Android KitKat 4.4, the latest version of Google’s Android mobile operating system, is gaining more use on more devices, according to the latest figures from Google.
The latest Android Developer Dashboard Website, which regularly tallies the market-share figures for Android operating systems, announced that KitKat 4.4 is now on 8.5 percent of Android mobile devices in use, which is up 37 percent from April, when 5.3 percent of Android devices were running KitKat 4.4, according to the site. The site is used to help developers learn which operating systems are most popular so they can target their apps for those users.
Older Android versions, including Jelly Bean, Gingerbread and Ice Cream Sandwich, still dominate Android deployments today, but the rise in KitKat installs was significant. In February 2014, KitKat was only running on 1.8 percent of Android devices, according to an earlier eWEEK report.
The KitKat deployment increase is particularly interesting since it follows moves by Google in February to get device makers to install the latest version of Android on more devices to boost its use and give users added features. That rumor was based on a leaked memo from Google to an Android device partner.
“Starting February 2014, Google will no longer approve GMS [Google Mobile Services] distribution on new Android products that ship older platform releases,” according to the claimed memo. “Each platform release will have a ‘GMS approval window’ that typically closes nine months after the next Android platform release is publicly available. (In other words, we all have nine months to get new products on the latest platform after its public release.) The policy could only mean good things, especially for the smartphone user.”

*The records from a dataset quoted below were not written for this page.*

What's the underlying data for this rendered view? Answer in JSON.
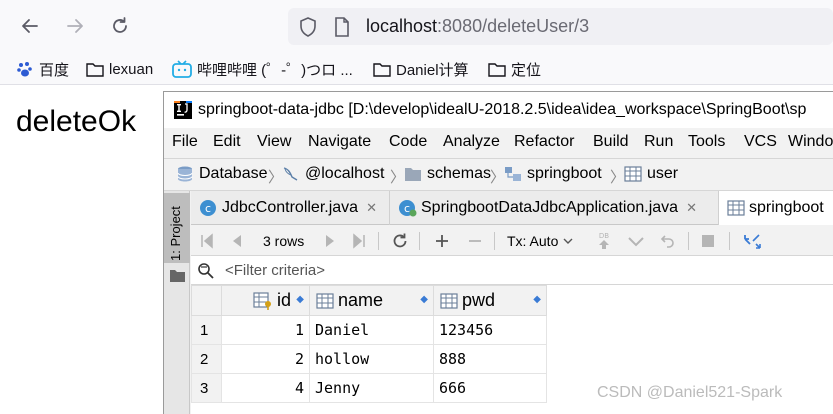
{
  "browser": {
    "url_host": "localhost",
    "url_rest": ":8080/deleteUser/3",
    "bookmarks": [
      "百度",
      "lexuan",
      "哔哩哔哩 (゜-゜)つロ ...",
      "Daniel计算",
      "定位"
    ]
  },
  "page": {
    "text": "deleteOk"
  },
  "ide": {
    "title": "springboot-data-jdbc [D:\\develop\\idealU-2018.2.5\\idea\\idea_workspace\\SpringBoot\\sp",
    "menu": [
      "File",
      "Edit",
      "View",
      "Navigate",
      "Code",
      "Analyze",
      "Refactor",
      "Build",
      "Run",
      "Tools",
      "VCS",
      "Windo"
    ],
    "breadcrumb": [
      "Database",
      "@localhost",
      "schemas",
      "springboot",
      "user"
    ],
    "side_tab": "1: Project",
    "tabs": [
      "JdbcController.java",
      "SpringbootDataJdbcApplication.java",
      "springboot"
    ],
    "toolbar": {
      "rows": "3 rows",
      "tx": "Tx: Auto"
    },
    "filter_placeholder": "<Filter criteria>",
    "table": {
      "columns": [
        "id",
        "name",
        "pwd"
      ],
      "rows": [
        {
          "n": "1",
          "id": "1",
          "name": "Daniel",
          "pwd": "123456"
        },
        {
          "n": "2",
          "id": "2",
          "name": "hollow",
          "pwd": "888"
        },
        {
          "n": "3",
          "id": "4",
          "name": "Jenny",
          "pwd": "666"
        }
      ]
    }
  },
  "watermark": "CSDN @Daniel521-Spark",
  "colors": {
    "accent": "#3a7bd5",
    "java_icon": "#3d8fd1"
  }
}
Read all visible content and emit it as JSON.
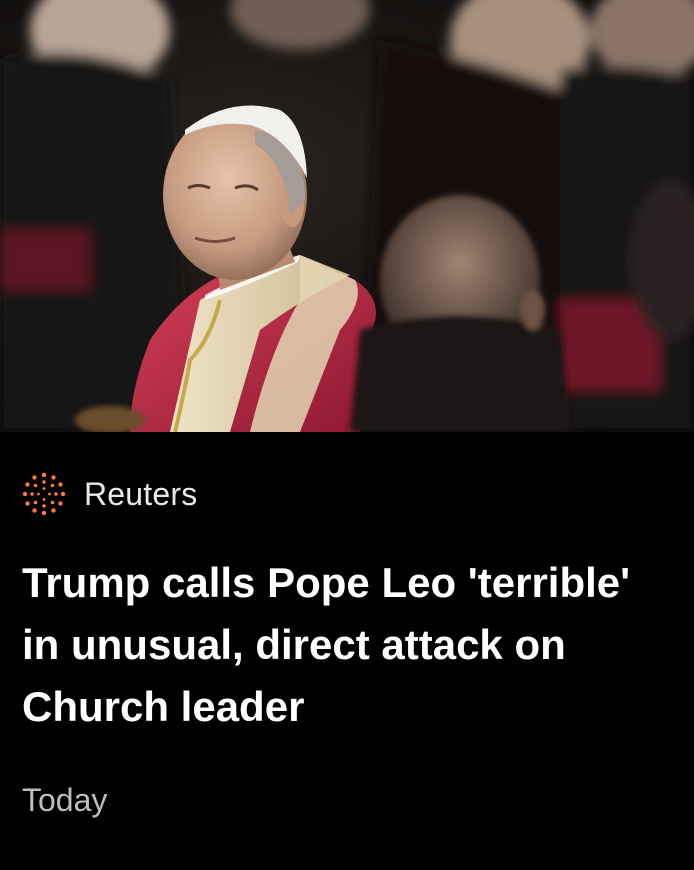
{
  "article": {
    "image_icon": "news-photo",
    "source": {
      "icon": "reuters-logo-icon",
      "name": "Reuters",
      "accent_color": "#ff7a3d"
    },
    "headline": "Trump calls Pope Leo 'terrible' in unusual, direct attack on Church leader",
    "date": "Today"
  },
  "colors": {
    "background": "#000000",
    "headline": "#ffffff",
    "source_text": "#e9e9e9",
    "date_text": "#bdbdbd"
  }
}
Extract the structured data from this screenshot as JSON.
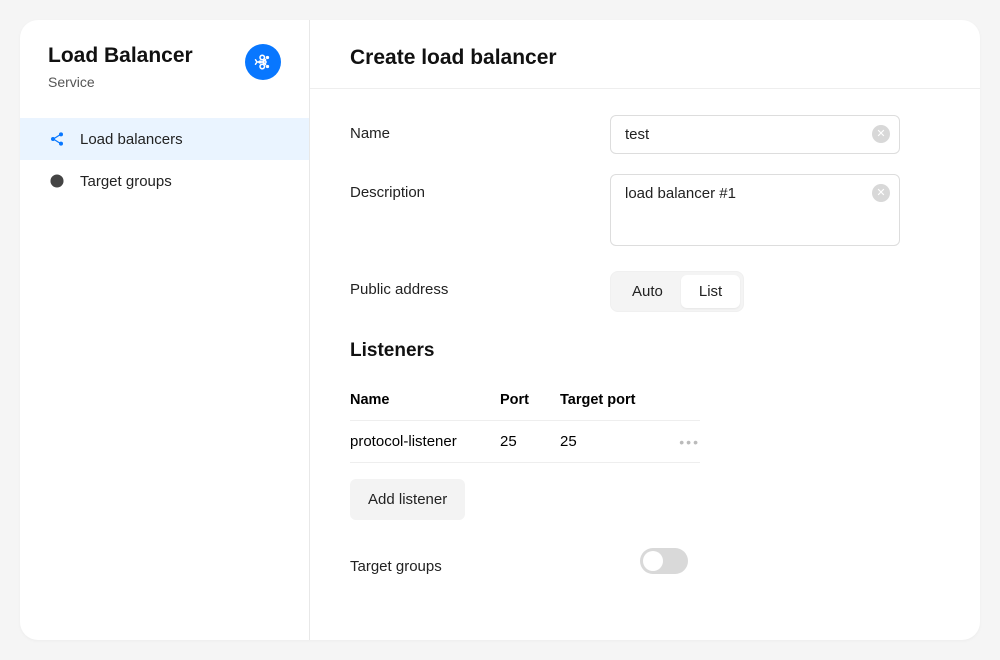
{
  "sidebar": {
    "title": "Load Balancer",
    "subtitle": "Service",
    "items": [
      {
        "label": "Load balancers",
        "active": true,
        "icon": "share"
      },
      {
        "label": "Target groups",
        "active": false,
        "icon": "target"
      }
    ]
  },
  "page": {
    "title": "Create load balancer"
  },
  "form": {
    "name_label": "Name",
    "name_value": "test",
    "desc_label": "Description",
    "desc_value": "load balancer #1",
    "addr_label": "Public address",
    "addr_options": {
      "auto": "Auto",
      "list": "List"
    },
    "addr_selected": "list"
  },
  "listeners": {
    "title": "Listeners",
    "columns": {
      "name": "Name",
      "port": "Port",
      "target_port": "Target port"
    },
    "rows": [
      {
        "name": "protocol-listener",
        "port": "25",
        "target_port": "25"
      }
    ],
    "add_label": "Add listener"
  },
  "target_groups": {
    "label": "Target groups",
    "enabled": false
  }
}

Such a policy could certainly be aimed at helping push device makers to a quicker use of the newest, most feature-filled version of Android that has been released so far. Much of the Android world remains fragmented because device makers continue to load older versions of Android onto their devices that they sell in the marketplace.

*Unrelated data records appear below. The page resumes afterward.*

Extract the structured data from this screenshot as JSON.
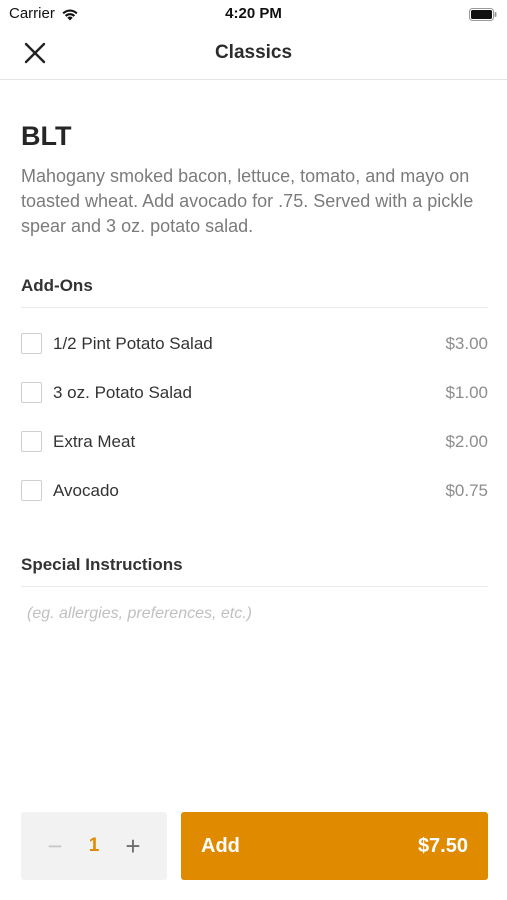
{
  "status_bar": {
    "carrier": "Carrier",
    "time": "4:20 PM"
  },
  "nav": {
    "title": "Classics",
    "close_icon": "close-icon"
  },
  "item": {
    "title": "BLT",
    "description": "Mahogany smoked bacon, lettuce, tomato, and mayo on toasted wheat. Add avocado for .75. Served with a pickle spear and 3 oz. potato salad."
  },
  "addons": {
    "header": "Add-Ons",
    "items": [
      {
        "name": "1/2 Pint Potato Salad",
        "price": "$3.00",
        "checked": false
      },
      {
        "name": "3 oz. Potato Salad",
        "price": "$1.00",
        "checked": false
      },
      {
        "name": "Extra Meat",
        "price": "$2.00",
        "checked": false
      },
      {
        "name": "Avocado",
        "price": "$0.75",
        "checked": false
      }
    ]
  },
  "special_instructions": {
    "header": "Special Instructions",
    "placeholder": "(eg. allergies, preferences, etc.)",
    "value": ""
  },
  "footer": {
    "quantity": "1",
    "minus_symbol": "−",
    "plus_symbol": "+",
    "add_label": "Add",
    "total": "$7.50"
  },
  "colors": {
    "accent": "#e08a00",
    "stepper_bg": "#f2f2f2",
    "muted_text": "#7b7b7b"
  }
}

The continuing high usage figures for older Android versions out in the wild are certainly behind Google’s reported efforts to get device makers to move forward more quickly with the latest version of the mobile operating system. Ending, or at least greatly reducing, the fragmentation of the Android market has been a goal of Google for some time. The idea is that by releasing and promoting the newest versions of Android, users will get the latest features faster, and its evolution will continue more strongly, compared with having multiple systems out there that are getting old rather than advancing the platform.
Google released KitKat 4.4 in October 2013 and gave it a host of features that allow it to perform well on older devices, according to an earlier eWEEK report. The first new device running KitKat 4.4, the new Nexus 5 smartphone, was simultaneously released at that time for $349 for a 16GB version or $399 for a 32GB version.

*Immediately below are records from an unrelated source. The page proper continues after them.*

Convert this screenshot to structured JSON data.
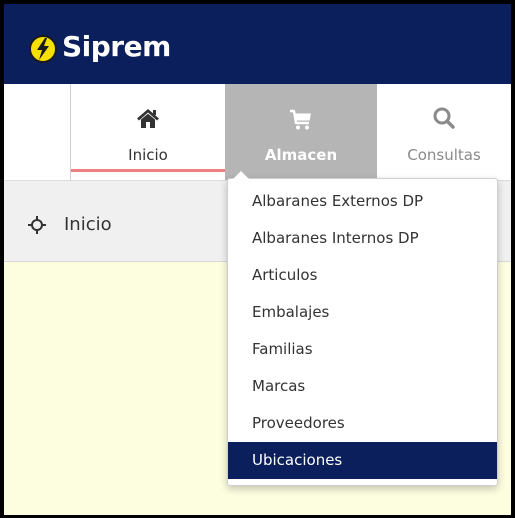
{
  "app": {
    "title": "Siprem",
    "brand_color": "#0a1f5c",
    "logo_icon": "lightning-coin-icon"
  },
  "nav": {
    "items": [
      {
        "label": "Inicio",
        "icon": "home-icon",
        "state": "current"
      },
      {
        "label": "Almacen",
        "icon": "cart-icon",
        "state": "open"
      },
      {
        "label": "Consultas",
        "icon": "search-icon",
        "state": "default"
      }
    ],
    "current_underline_color": "#f08080",
    "open_bg_color": "#b5b5b5"
  },
  "breadcrumb": {
    "icon": "crosshair-icon",
    "label": "Inicio"
  },
  "dropdown": {
    "items": [
      {
        "label": "Albaranes Externos DP"
      },
      {
        "label": "Albaranes Internos DP"
      },
      {
        "label": "Articulos"
      },
      {
        "label": "Embalajes"
      },
      {
        "label": "Familias"
      },
      {
        "label": "Marcas"
      },
      {
        "label": "Proveedores"
      },
      {
        "label": "Ubicaciones",
        "highlighted": true
      }
    ],
    "highlight_color": "#0a1f5c"
  }
}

When the KitKat 4.4 operating system updates began to roll out, they were automatically being sent out initially to all Nexus 4, Nexus 7 and Nexus 10 devices, as well as the Samsung Galaxy S 4 and HTC One Google Play Edition devices.
One of the key features of KitKat 4.4 is that it includes reduced memory needs so that it can run on a much broader range of devices, including entry-level devices that have as little as 512MB of RAM. That big change was meant to help move the Android ecosystem forward as it battles with competitors from Apple, Microsoft and BlackBerry.
The first news about the new KitKat broke in early September 2013, when Google announced that it would go by the KitKat name as part of a marketing tie-in with the famous Hershey’s candy bar. The KitKat name displaced months of rumors that the next version of the OS would be named Android Key Lime Pie.
What’s perhaps more interesting for users is that the new version of the Android mobile operating system was numbered 4.4, and not 5.0 as was also long rumored, meaning that it is perhaps an evolutionary release rather than a revolutionary version.
Users were waiting for the next version of Android since Android 4.1 Jelly Bean debuted in July 2012 on various devices. The 4.1 final release came just a few weeks after its big splash in late June 2012 at Google’s I/O developers conference.